Britain’s United Reformed Church has appointed Roberta Rominger, who trained in California as a cellist and was ordained there by the United Church of Christ, as its general secretary. She is the first woman to hold the post in the 100,000-member church, which has 700 paid and unpaid ministers. Rominger came to Britain in 1985 and since then has been a URC minister. She was moderator of the church’s Thames North Synod for 10 years. “I am passionate about the vision of a church that is enthusiastically engaged with the world,” said Rominger after her appointment was announced in March. She replaces David Cornick, who will become general secretary of Churches Together in England.
Robert Walker, 95, who founded and edited prominent Christian magazines, died March 1 in Carol Stream, Illinois. Walker, who had suffered from dementia and Parkinson’s disease, was editor emeritus of Charisma & Christian Life magazine, a Strang Communications publication.
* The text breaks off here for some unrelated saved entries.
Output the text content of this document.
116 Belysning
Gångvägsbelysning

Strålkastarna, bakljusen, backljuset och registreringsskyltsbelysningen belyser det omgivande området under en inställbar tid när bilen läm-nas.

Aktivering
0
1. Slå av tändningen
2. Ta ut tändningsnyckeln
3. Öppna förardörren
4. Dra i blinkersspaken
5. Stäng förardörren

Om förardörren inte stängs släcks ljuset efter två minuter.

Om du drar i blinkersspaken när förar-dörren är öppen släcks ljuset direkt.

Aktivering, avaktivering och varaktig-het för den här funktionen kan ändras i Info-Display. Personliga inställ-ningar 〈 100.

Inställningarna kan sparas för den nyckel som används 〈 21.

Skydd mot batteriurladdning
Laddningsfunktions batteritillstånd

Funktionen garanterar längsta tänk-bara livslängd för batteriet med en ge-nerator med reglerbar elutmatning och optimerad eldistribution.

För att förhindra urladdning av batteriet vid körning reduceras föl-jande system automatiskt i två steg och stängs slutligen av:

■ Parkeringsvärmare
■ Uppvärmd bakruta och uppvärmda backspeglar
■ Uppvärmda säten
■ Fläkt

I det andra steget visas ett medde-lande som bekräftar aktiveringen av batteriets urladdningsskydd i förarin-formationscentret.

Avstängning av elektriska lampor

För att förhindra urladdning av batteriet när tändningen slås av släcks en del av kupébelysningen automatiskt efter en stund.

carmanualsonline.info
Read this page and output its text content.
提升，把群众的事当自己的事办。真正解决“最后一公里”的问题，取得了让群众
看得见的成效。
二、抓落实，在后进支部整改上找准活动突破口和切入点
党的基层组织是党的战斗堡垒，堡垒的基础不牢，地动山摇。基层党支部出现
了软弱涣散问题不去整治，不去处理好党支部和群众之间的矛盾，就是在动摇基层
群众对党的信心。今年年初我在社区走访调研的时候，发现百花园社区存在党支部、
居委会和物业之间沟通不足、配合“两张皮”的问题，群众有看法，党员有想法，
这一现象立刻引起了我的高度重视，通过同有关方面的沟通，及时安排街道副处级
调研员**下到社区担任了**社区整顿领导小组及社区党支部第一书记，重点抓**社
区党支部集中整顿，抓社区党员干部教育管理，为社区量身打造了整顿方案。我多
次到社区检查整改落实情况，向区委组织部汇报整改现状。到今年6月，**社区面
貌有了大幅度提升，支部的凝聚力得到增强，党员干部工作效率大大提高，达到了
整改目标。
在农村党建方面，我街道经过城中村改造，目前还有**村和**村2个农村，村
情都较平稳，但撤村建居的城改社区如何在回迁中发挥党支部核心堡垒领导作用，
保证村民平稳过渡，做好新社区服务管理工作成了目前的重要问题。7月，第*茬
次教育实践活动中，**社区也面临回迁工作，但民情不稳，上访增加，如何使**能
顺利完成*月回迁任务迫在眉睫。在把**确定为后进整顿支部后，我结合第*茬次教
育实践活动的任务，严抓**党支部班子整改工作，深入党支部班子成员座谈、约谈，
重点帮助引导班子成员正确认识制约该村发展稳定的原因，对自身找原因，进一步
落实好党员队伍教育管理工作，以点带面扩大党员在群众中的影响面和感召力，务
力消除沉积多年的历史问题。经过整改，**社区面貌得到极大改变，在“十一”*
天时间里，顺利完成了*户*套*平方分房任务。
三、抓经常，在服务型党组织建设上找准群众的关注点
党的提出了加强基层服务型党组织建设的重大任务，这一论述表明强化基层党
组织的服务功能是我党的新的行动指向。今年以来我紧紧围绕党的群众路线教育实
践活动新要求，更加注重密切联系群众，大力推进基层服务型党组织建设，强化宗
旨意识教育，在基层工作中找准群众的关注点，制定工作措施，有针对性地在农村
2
He started Sunday magazine in 1941 and renamed it Christian Life in 1948. That magazine merged with Charisma in 1986 and now has more than 230,000 subscribers.
Lukas Vischer, 81, a Presbyterian scholar who directed the World Council of Churches’ Faith and Order office from 1965 to 1979, died March 11. His death came 19 days after the passing of his successor in that post, William Lazareth. Vischer was the WCC’s representative at the Second Vatican Council in Rome from 1962 to 1965, a role that led to the founding of a working group between the Catholic Church and the WCC.
Ruth Stafford Peale, the cofounder of the inspirational magazine Guideposts and widow of author and minister Norman Vincent Peale, died February 6 at her home in Pawling, New York. Peale, who was 101, was called the “first lady of positive thinking” after her husband wrote the best-selling book The Power of Positive Thinking. She helped found the Guideposts organization in 1945; its flagship publication now has a paid circulation of 2.5 million and a readership of 8 million. The Iowa native was a high school math teacher before she married her husband, who soon became the pastor of New York’s Marble Collegiate Church, where he served for 52 years. When he died in 1993, they had been married for 63 years. Ruth Peale was the first woman president of the National Board of North American Missions of the Reformed Church in America. She also served on the board of directors of several organizations, including more than 50 years with the American Bible Society.